We wanted to understand the key drivers of this fragility, and our research revealed that more often than not, it was rooted in the four Cs: cost of living, cars, credit and childcare.
It comes as no surprise that against a backdrop of stagnant wages, the rising cost of living is a constant pressure for families, with nine in ten (89%) mentioning that they have noticed an increase in the amount they are paying for both food and household bills. In order to adapt to these straitened conditions the families we worked with told us about a host of different cost-saving strategies that they had employed. These ranged from trading down in terms of what they bought and where they shopped to, at worst, parents going without in order that they could continue to provide food for their children.
"The price of everyday things; fruit, meat, fuel… has just skyrocketed," said a married father of one.
Such strategies, while saving money, carried attendant emotional and health costs. Parents spoke of the guilt they felt at not being able to afford the kind of food they wanted to feed their children – healthy, fresh fruit and vegetables in particular – and also mentioned how their own energy levels dipped as they cut back on what they ate.
Additionally, the cost of keeping the car on the road was one of the most destabilising sources of financial shocks for the families in the study. This reflects survey evidence that families are struggling to meet rising transport costs; 80% felt they had been affected by an increase in the cost of petrol in the last year - with three-quarters (76%) concerned about the rising cost of public transport.
Childcare was another significant cost incurred by families and one that acted as a barrier to work for many potential second earners – usually mothers. While families valued the educational and social benefits offered by formal childcare, the inflexibility and high cost of formal childcare meant, for many, it was incompatible with working life.
"Childcare is pretty extortionate," said a married mother of one.
"If I didn’t have Mark’s parents I wouldn’t work. We need the money but at the same time childcare is so expensive that you end up just paying to work."
Given these pressures, borrowing from family and friends or using high cost credit (payday and doorstep loan companies) was a common strategy in the 11 families studied.
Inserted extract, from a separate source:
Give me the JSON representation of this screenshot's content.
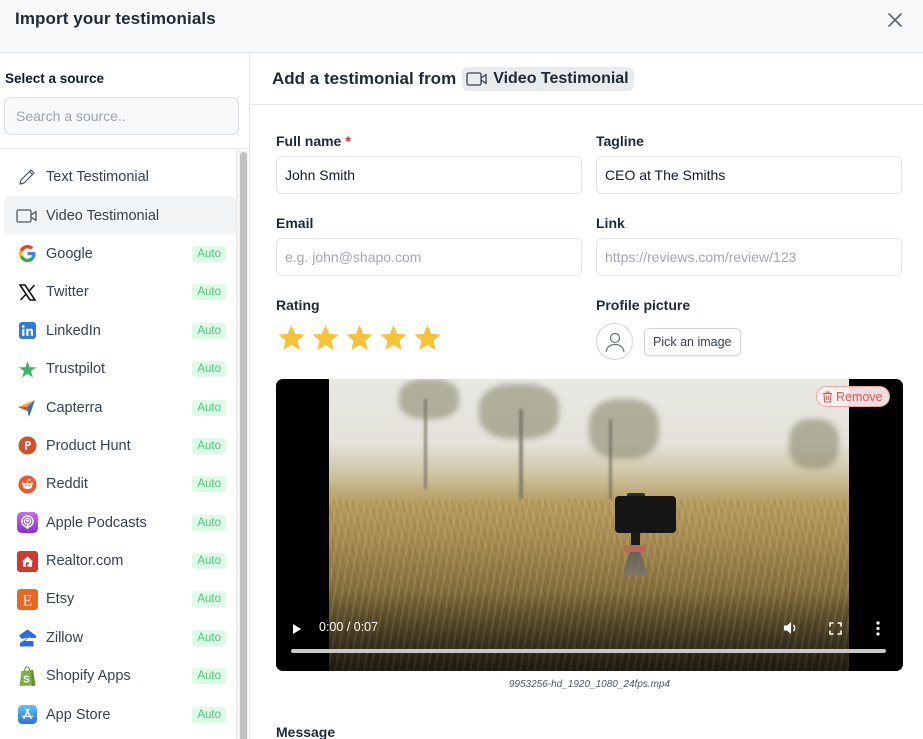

However, there was often a 'relationship premium' in borrowing from friends and family which created strain in close relationships and, of course a 'financial premium' for using high cost credit.
"Short term loans are bad, of course they are, everyone knows they are, but if I didn’t have them then I wouldn’t always be able to get through the month," said a single mother of two children.
The real-life experiences of the families in this study are a stark illustration of the need to tackle issues of family well-being and accessible childcare in a holistic way. In an era of scarce financial resources, only the most compelling arguments for spending will gain any political traction.
There is, however, a powerful economic argument for investing in families given the role they play in creating social and economic value. For instance, we rely heavily on families for the provision of informal care while the economic participation of adults in a household ultimately underpins consumer spending and taxes.
There is also a social imperative to consider. One of the most disconcerting trends flagged by our survey results is the extent to which families are worried about their prospects and those of their children – our survey showed that 80% of parents were 'very' or 'fairly' concerned about the prospects for their family's and children's future.
This research should, therefore, act as a warning signal. As savings buffers are eroded, resilience weakened and relationships tested, families need to be given the tools to regain control over their futures.
As resilient ecosystems, families can – and do – adapt, even in the most difficult of contexts. Nevertheless, to enable families to realise their potential, they need access to sufficient resources – financial, emotional and environmental – to thrive in a hostile economic climate.
Suzanne Hall is research director at Ipsos Mori and Peter Grigg is director of policy at the Family and Childcare Trust.